Q1 (easy): Given an array where elements are sorted in ascending order, convert it to a height balanced BST, where the depth of the two subtrees of every node never differ by more than 1.
Q2 (medium): How about a sorted slist?
I feel this “easy” problem should be medium. Perhaps there are elegant solutions.
I need not care about the payloads in the array. I can assume each payload equals the subscript.
There are many balanced BSTs. Just need to find one
— idea 1: construct an sequence of positions to probe the array. Each probed value would be added to the tree. The tree would grow level by level, starting from root.
The sequence is similar to a BFT. This way of tree building ensures
- only the lowest branch nodes can be incomplete.
- at all branch levels, node count is 2^L
I think it’s challenging to ensure we don’t miss any position.
Observation — a segment of size 7 or shorter is easy to convert into a balanced subtree, to be attached to the final BST.
When a subarray (between two probed positions) is recognized as such a segment we can pass it to a simple routine that returns the “root” of the subtree, and attach it to the final BST. This design is visual and a clean solution to the “end-of-iteration” challenge.
The alternative solution would iterate until the segment sizes become 0 or 1. I think the coding interviewer probably prefers this solution as it is shorter but I prefer mine.
— idea 2
Note a complete binary tree can be efficiently represented as an array indexed from one (not zero).
— Idea 3 (elegant) dummy payload — For the slist without using extra storage, I can construct a balanced tree with dummy payload, and fill in the payload via in-order walk
All tree levels are full except the leaf level — guarantees height-balanced.

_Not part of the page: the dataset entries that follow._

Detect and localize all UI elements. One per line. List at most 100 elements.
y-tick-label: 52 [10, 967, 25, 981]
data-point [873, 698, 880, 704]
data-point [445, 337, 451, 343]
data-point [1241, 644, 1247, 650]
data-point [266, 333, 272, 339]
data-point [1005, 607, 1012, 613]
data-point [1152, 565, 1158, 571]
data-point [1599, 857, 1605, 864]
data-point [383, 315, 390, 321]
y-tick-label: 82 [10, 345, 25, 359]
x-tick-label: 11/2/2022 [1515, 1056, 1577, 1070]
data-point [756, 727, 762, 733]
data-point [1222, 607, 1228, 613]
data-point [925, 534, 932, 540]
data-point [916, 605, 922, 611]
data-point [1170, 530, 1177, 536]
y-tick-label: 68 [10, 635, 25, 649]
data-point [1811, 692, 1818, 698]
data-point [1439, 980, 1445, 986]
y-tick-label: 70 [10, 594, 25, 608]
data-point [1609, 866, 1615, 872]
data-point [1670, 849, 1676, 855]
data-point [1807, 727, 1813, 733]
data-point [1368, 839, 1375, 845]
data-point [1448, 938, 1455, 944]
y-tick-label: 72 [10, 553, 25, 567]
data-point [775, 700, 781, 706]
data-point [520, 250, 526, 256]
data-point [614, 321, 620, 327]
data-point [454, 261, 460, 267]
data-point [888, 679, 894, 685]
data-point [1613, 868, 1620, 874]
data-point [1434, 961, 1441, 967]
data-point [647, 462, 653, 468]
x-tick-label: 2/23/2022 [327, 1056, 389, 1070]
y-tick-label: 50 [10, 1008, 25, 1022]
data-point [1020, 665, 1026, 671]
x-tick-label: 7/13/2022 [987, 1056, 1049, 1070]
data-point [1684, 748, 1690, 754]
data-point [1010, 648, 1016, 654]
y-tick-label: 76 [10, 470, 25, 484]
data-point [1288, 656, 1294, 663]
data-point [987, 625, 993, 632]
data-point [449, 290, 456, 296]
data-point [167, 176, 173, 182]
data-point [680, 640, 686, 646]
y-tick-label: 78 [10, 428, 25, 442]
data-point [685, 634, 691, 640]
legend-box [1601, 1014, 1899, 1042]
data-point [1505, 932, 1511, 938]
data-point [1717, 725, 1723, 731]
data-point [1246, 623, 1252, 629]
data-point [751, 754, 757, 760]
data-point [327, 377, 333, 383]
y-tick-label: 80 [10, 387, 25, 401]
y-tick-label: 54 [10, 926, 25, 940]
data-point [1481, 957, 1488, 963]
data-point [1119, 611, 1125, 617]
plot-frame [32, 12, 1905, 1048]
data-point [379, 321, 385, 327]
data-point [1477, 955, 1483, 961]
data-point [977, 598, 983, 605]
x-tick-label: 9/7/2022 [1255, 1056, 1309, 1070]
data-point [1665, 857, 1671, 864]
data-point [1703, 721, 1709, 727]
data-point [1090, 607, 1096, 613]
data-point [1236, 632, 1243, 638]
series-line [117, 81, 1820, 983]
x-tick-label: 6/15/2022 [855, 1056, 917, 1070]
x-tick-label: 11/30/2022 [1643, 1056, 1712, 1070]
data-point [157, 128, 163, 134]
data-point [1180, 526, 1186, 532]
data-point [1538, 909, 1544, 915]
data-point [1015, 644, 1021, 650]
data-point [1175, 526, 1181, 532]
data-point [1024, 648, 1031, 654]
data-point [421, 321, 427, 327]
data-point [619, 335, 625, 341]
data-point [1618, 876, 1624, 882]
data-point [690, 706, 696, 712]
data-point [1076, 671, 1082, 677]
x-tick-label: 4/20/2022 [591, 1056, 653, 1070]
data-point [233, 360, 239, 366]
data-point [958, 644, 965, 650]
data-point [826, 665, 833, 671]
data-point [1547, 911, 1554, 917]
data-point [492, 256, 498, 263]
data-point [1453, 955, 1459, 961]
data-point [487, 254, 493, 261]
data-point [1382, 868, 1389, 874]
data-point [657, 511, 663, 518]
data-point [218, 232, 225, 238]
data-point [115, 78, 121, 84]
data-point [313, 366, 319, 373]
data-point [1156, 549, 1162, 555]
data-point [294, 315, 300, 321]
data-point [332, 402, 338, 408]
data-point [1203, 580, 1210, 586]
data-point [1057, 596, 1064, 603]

We can leave the right-most leaf nodes missing — a so-called “complete” binary tree. This way the tree-construction is simple — build level by level, left to right.
— idea 4 STL insert() — For the slist, we can achieve O(N) by inserting each element in constant time using STL insert() with hint
— For the slist without using an array, I can get the size SZ. (then divide it by 2 until it becomes 7,6,5 or 4.) Find the highest 3 bits (of SZ) which represent an int t, where 4 <= t <= 7. Suppose that value is 6.
We are lucky if every leaf-subtree can be size 6. Then we just construct eight (or 4, or 16 …) such leaf-subtrees
If SZ doesn’t give us such a nice scenario, then some leaf-subtrees would be size 5. Then my solution is to construct eight (or 4, or 16 …) leaf-trees of type AAAAA (size 6) then BBB (size 5).
Lucky or unlucky, the remaining nodes must number 2^K-1 like 3,7,15,31 etc. We then construct the next level.
–For the slist without using an array, I can propose a O(N logN) recursive solution:
locate the middle node of slist. Construct a tree with root node populated with this value.
Then cut the left segment as a separated slist1, compute its length as sz1. node1 = f(slist1,sz1); set node1 as the left child of root.
Repeat it for the right segment
return the root